Die IEWG schloss sich 1998 der ALG (Arbeitsgemeinschaft Literarischer Gesellschaften und Gedenkstätten) an und entfaltete in den letzten 35 Jahren ein reiches literarisches Leben in zahlreichen Tagungen, von denen zwei in Polen durchgeführt wurden. Die schriftlichen Dokumente umfassen inzwischen sieben Bände der Schriftenreihe, 20 Mitteilungen und über 45 Wiechertbriefe. Die IEWG ist eine mittlere literarische Gesellschaft mit derzeit 138 Mitgliedern, davon 48 in 13 Ländern, darunter Polen, der Schweiz, Russland, Italien und Frankreich.
Man kann sagen, dass ohne die Gründung der IEWG Wiechert dem Vergessen anheimgefallen wäre. Seitdem aber gibt es bis heute ständig neue Überraschungen und aktuelle Entwicklungen. So besuchte den PAZ-Autor im Herbst 2024 aus Japan der Forstwirt und Germanist Dr. Mitsuaki Yamanaka in Lüneburg und sprach mit ihm fünf Stunden über die „Missa sine Nomine“. Eine letzte Mail von Mitte Juli 2025 offenbarte, dass Yamanaka seine Übersetzung der „Missa“ ins Japanische fast abgeschlossen hat.

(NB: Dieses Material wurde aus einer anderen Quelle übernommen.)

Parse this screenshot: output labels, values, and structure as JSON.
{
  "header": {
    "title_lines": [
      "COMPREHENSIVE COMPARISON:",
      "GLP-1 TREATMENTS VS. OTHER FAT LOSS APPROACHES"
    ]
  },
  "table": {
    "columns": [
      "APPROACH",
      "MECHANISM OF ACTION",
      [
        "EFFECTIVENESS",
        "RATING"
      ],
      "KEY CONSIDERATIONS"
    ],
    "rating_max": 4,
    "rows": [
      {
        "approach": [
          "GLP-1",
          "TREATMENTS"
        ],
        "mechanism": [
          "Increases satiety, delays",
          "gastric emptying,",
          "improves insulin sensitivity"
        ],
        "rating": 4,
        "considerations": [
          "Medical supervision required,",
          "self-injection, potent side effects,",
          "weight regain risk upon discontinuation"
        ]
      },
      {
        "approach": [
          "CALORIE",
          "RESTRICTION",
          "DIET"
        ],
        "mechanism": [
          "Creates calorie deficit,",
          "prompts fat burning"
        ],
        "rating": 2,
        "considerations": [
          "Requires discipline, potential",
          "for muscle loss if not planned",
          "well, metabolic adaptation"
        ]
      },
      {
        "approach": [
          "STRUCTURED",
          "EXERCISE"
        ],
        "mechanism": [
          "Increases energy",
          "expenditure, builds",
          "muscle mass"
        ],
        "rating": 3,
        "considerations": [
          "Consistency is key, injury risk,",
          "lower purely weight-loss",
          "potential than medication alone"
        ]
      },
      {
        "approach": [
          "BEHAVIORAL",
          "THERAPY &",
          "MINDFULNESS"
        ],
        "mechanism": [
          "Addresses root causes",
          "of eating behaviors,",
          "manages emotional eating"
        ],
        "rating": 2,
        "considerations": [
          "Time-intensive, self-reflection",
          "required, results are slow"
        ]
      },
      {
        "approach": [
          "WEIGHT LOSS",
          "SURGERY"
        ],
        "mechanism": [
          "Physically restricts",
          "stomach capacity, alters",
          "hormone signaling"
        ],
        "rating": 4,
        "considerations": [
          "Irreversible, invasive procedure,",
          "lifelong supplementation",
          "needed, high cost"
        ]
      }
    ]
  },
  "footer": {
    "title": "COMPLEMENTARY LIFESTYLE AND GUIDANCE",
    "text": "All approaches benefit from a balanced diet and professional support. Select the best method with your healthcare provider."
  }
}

Was für ein Schritt Ernst Wiecherts in den Fernen Osten!
Eine letzte Überraschung
Im Mai 2025 machte der Autor einen längeren Urlaub in Masuren und hatte ein erfreuliches Abendgespräch mit dem Deutschlehrer Czesław Ilwicki aus Lötzen, der gerade dabei ist, den Roman „Die Magd des Jürgen Doskocil“ ins Polnische zu übersetzen. Es gab eine sehr kurzweilige Unterhaltung über die Probleme, die sich bei der Übersetzung von Wiechert-Texten in andere Sprachen, vor allem andere kulturelle Umfelder ergeben.

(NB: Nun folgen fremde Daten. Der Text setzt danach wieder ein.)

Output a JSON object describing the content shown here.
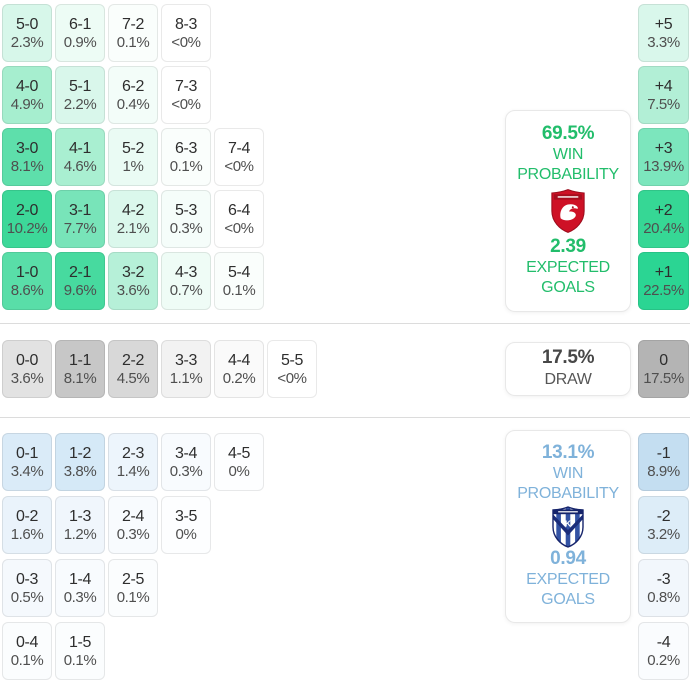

Die vorerst letzte Überraschung war die Einladung der Schweizer Lesegesellschaft in Stäfa an die IEWG, sich an der Gedenkfeier zum 75. Todestag von Ernst Wiechert zu beteiligen. Die Gedenkfeier wird am 30. August 2025 in Stäfa am Zürichsee stattfinden. Im Mittelpunkt steht die Rede, die Wiechert 1947 an seine Schweizer Freunde gerichtet hat. Sie steht unter dem Titel „Das zerstörte Menschengesicht“ und ist ein sehr beeindruckender Text, der im zehnbändigen Gesamtwerk des Dichters nicht enthalten ist.
Diese Rede wird während der Gedenkstunde in der Kirche von Stäfa, in der Wiechert sie auch gehalten hat, von einem Vorstandsmitglied der IEWG vorgetragen werden. Anschließend wird es ein Podiumsgespräch geben, an dem Mitglieder der Lesegesellschaft und der IEWG teilnehmen. Zu der Veranstaltung werden mehrere hundert Teilnehmer erwartet. Das wird ein würdiges Gedenken für den ostpreußischen Dichter sein.
Natürlich ist die IEWG auch nicht untätig. Zum 75. Todestag erscheint Band 8 der Schriftenreihe. Das Buch „Lasse in der Truhe, was du Gutes hier getan“ enthält erstmalige grundlegende Bearbeitungen der „Märchen“ und der „Jerominkinder“, sowie weitere aktuelle Arbeiten über einzelne Werke des Dichters. Der Band soll zeigen, dass Wiecherts schriftstellerisches Vermächtnis nach wie vor zum Kanon deutschsprachiger Literatur gehört.
75 Jahre nach dem Tod Ernst Wiecherts ist der Dichter also keineswegs vergessen, sondern präsent!
Klaus Weigelt ist Vorsitzender der Stadtgemeinschaft Königsberg e.V. und stellvertretender Vorsitzender der Internationalen Ernst-Wiechert-Gesellschaft.
Michael Friese, Joachim Hensel, Klaus Weigelt: „Lasse in der Truhe, was du Gutes hier getan“. Ernst Wiecherts literarisches Vermächtnis, Quintus Verlag, Berlin 2025, 280 Seiten, 25 Euro
Herwig Brätz am 21.08.25, 05:57 Uhr
Also in Polen ist Ernst Wiechert durchaus bekannt - was die Autoren ruhig hätten erwähnen können.
Ich habe z.B. die "Jerominskinder" nur auf Polnisch gelesen, die Übersetzung erschien in den 90er Jahren.